Urban hoped to bring the NRT program to UConn, and now he and 20 other faculty members from departments across campus have made that a reality.

“The Center of Biological Risk is now in its fourth year and we were looking for things we could do for UConn and the state of Connecticut,” Urban says. “One of the great things we can do is train students to assess risks for the state and understand how to communicate them effectively.”

Urban says that risk analysis research and communication is especially relevant right now in the times of the COVID pandemic.

Satellite view of Manhattan from space.
A satellite image of Manhattan from space. (NASA on Unsplash)

“Though we started the process of writing this proposal four years ago, today we are witnessing firsthand the importance of analyzing biological risks, how to manage those risks — which we are in the throes of now making lots of mistakes but also having some successes — and how to communicate those risks. How do we do that?”

Examples of projects that trainees can undertake include studying the implications for building solar farms for energy hungry cities at the expense of farmland to feed hungry humans, or studying tradeoffs between relocation vs. making densely populated areas close to the coast more resilient to sea level rise.

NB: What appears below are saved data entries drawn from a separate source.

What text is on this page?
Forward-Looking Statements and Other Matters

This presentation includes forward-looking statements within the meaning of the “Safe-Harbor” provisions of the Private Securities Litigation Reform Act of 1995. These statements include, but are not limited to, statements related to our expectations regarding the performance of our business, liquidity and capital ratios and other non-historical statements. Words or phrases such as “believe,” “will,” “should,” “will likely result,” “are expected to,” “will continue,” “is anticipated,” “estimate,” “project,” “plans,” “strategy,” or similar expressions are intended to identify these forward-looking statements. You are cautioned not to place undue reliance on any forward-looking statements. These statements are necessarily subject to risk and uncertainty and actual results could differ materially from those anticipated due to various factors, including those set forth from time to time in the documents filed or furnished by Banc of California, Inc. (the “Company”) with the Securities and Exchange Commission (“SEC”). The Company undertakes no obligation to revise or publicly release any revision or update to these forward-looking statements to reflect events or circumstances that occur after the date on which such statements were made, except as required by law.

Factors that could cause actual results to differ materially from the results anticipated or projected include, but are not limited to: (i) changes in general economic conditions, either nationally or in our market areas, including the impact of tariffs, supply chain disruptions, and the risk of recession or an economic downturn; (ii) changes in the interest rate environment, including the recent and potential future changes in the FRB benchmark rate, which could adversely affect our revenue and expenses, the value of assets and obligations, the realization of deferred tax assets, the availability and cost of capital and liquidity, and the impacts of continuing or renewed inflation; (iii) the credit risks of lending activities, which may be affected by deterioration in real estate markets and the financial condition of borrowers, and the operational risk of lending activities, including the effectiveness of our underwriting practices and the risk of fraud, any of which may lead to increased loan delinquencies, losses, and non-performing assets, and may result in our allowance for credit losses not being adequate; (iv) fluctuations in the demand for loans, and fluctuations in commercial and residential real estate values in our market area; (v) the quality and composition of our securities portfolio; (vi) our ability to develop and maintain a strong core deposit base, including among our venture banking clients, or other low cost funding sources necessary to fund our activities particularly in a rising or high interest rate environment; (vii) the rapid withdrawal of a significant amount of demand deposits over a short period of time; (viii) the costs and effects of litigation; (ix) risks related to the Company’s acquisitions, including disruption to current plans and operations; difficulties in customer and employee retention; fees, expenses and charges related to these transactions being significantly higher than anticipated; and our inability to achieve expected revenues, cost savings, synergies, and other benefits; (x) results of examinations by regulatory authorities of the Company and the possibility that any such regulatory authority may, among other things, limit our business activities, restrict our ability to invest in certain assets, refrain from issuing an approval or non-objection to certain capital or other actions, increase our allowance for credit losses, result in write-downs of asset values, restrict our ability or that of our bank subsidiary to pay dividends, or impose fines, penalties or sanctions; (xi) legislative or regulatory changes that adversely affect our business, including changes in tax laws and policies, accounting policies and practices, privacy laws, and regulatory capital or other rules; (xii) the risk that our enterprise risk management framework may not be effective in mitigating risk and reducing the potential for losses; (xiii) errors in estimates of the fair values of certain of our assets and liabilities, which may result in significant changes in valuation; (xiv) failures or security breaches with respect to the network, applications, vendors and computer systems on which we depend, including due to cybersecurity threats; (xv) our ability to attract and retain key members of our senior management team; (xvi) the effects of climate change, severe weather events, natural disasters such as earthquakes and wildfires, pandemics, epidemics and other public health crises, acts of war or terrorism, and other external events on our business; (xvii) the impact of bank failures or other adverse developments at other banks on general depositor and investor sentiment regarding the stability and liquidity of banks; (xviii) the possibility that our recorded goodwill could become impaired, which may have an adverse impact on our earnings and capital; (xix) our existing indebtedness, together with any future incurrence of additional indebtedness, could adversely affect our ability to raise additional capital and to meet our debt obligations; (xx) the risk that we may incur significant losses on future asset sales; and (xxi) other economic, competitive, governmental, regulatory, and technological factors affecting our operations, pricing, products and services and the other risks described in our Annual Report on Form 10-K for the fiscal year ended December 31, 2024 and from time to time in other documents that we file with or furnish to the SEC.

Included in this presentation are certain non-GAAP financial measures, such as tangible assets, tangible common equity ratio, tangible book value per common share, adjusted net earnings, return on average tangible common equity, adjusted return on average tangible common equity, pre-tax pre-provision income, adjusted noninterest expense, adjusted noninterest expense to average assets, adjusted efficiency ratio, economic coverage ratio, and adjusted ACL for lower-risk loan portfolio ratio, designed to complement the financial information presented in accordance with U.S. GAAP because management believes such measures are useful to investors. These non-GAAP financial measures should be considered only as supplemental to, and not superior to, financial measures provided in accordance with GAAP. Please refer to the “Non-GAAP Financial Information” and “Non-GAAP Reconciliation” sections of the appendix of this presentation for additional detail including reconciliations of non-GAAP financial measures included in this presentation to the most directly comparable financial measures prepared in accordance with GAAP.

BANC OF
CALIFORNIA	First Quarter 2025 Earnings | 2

Urbanization is happening worldwide, and the hope is the training framework developed in this program could be adopted by other institutions to train even more students in this important skillset. Risk assessment is in high demand in the job market, and through the course of this grant scholars will gain knowledge that can be translated to other sectors in the workforce.

“In general, NSF is looking to support the development of new models for STEM graduate education – it’s not just about training grad students, but in developing a whole new way of educating the next generation of STEM students,” says Urban.

“We recognize that many of our graduate students do not go into academia, and there is a need for grad students all across the workforce, including businesses, nonprofit, and government. We want to give students the skills they need to thrive in any sense,” he adds.

Urban says the program will apply multiple educational methods through the two-year sequence. The approached is called Team TERRA, or Team-based, Transdisciplinary, Estimating Risks, and Real-world Analysis.

It will combine active collaborative learning through team projects. Students entering the program will be placed into separate risk teams where they will experience problem-based learning by working directly with governments, companies, and nonprofits on risk analysis problems.

“The students will be involved in real-life problem solving, working with stakeholders and coming up with a project that is useful to the community, so there is a strong service learning element,” he says.

Another vital component of the project is to address the need for more diversity in the field.

“It is certainly true that graduate students are less diverse than the general population and that is a barrier to overcome. We need to get the full diversity of insights into the creative pool of students,” says Urban. “Graduate students are the university’s fountain of ingenuity: they’re the ones that bring the novel ideas to the principle investigators and make them happen. They are also the ones that teach and inspire our undergrads to continue on in STEM and go on to get higher education as well.”

Urban adds that with ever-decreasing funding for grad students and fewer and fewer teaching assistantships in higher education, this program will be a good way to support a diverse group of scholars while teaching them the skills needed for a rapidly-changing world.

 

The development of this proposal was supported by UConn’s Center of Biological Risk and the Institute of the Environment. Core faculty on the grant include UConn’s Milagros Castillo-Montoya, Chris Elphick, Lisa Park-Boush, Margaret Rubega, Kathleen Segerson, Guiling Wang, Michael Willig, Chuanrong Zhang, and Stewart Picket of the Cary Institute of Ecosystem Studies. Additional participating faculty include Derek Aguiar, Kent Holsinger, Gene Likens, Nalini Ravishanker, Carl Schlichting, and John Volin.